The Government set up the MedCo organisation to provide claimants with access to independent medical reporting facilities from reputable sources, which are themselves subject to regulation and control by the MedCo board. Apparently MedCo had a bit of an uneasy period in its early days and there have been a number of reviews, but the principle remains valid. I understand that it is now working better and that there is no channelling of medical reports to, as it were, sympathetic doctors who might be relied on to back up claims that are less than valid. To that extent, the Government’s original idea has proved right.
In relation to the Bill, it appears that there will be a necessity to reconstruct the portal so that litigants in person can access and use the portal themselves. Therefore, it is all the more necessary to ensure that the MedCo system is available and as user-friendly as possible. I hope that the Minister will acknowledge that I am taking the unusual stance of having supported a decision made by the Government some time ago and seeking that it should continue to flourish. I look forward to his acknowledging that this is a good way of serving justice for both sides in such cases, by having thoroughly professional, independent people providing the necessary political evidence, not being paid for a particular kind of evidence—which one suspects can happen and perhaps has happened hitherto, producing some decisions that were, frankly, unjustified. I hope that the noble and learned Lord will build on the position created originally in 2015 by the Government and ensure that it remains applicable and useful under the new regime being developed.
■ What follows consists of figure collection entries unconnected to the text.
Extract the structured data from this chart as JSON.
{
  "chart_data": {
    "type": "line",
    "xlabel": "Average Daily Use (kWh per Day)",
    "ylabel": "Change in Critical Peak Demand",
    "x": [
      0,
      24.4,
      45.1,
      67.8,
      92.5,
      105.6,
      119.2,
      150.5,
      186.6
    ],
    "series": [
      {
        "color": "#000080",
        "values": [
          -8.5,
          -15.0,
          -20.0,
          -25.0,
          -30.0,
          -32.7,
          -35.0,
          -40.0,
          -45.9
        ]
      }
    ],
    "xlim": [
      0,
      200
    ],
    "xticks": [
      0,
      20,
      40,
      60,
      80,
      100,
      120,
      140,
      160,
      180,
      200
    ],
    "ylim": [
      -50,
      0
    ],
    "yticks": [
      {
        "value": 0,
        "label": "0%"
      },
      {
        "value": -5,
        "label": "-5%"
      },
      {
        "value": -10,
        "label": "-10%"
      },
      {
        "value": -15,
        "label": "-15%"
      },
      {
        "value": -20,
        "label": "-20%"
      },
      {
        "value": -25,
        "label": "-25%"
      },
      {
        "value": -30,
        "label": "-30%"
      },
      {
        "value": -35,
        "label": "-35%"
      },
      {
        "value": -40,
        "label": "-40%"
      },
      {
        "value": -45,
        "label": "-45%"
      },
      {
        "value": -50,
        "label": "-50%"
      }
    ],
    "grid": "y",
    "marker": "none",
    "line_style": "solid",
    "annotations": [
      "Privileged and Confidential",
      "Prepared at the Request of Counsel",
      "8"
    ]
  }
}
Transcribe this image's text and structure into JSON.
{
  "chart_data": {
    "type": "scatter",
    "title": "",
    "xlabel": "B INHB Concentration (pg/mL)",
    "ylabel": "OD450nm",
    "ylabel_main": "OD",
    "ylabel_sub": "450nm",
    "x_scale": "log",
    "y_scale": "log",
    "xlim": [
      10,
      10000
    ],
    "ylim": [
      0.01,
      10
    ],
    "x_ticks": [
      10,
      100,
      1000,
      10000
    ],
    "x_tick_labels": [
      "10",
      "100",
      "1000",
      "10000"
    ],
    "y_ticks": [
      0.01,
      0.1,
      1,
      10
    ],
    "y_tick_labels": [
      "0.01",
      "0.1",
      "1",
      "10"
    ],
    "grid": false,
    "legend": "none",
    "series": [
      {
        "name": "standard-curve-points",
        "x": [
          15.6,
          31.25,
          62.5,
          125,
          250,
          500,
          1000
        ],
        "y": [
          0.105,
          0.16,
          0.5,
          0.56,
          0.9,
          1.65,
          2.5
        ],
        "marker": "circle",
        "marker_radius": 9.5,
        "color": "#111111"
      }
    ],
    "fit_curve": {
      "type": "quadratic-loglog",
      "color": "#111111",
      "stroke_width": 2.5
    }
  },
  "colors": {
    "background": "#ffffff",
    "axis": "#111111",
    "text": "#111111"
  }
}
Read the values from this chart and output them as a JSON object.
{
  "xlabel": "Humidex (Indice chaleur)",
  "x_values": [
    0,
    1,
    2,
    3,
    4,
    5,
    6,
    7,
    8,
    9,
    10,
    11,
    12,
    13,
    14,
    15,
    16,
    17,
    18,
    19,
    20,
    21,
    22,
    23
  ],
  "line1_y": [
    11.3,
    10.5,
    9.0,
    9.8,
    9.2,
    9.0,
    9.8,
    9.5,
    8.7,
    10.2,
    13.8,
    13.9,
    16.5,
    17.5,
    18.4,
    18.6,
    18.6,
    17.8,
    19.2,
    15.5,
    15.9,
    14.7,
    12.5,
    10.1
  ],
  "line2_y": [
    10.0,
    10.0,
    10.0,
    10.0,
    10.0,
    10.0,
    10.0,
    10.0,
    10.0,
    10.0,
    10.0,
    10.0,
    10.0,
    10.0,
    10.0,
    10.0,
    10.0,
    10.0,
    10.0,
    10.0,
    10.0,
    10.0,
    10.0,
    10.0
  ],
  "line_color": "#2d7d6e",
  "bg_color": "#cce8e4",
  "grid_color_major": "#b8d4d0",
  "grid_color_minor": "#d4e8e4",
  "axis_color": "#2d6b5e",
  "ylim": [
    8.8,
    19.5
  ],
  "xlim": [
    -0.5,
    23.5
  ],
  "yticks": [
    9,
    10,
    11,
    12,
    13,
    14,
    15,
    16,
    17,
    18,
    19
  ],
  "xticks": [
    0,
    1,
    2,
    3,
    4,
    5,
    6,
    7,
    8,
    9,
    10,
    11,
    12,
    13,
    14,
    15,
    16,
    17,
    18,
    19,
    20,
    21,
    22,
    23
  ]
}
I quite understand the noble Lord’s concern, and I would be willing to consider any further amendment that he puts forward on this in due course. At this stage, I invite the noble Lord to withdraw the amendment.
I am obliged to the Minister for his invitation, which I will certainly take up. The intention of the amendments is to fill out, as it were, the provisions in Clause 4 relating to regulations to be made by the Lord Chancellor about the appropriate evidence of an injury for the purposes of this clause. It may be that both of us are replicating something that already exists, but we can have a look at it and I am sure it is a matter on which we can reach agreement one way or another. I beg leave to withdraw the amendment.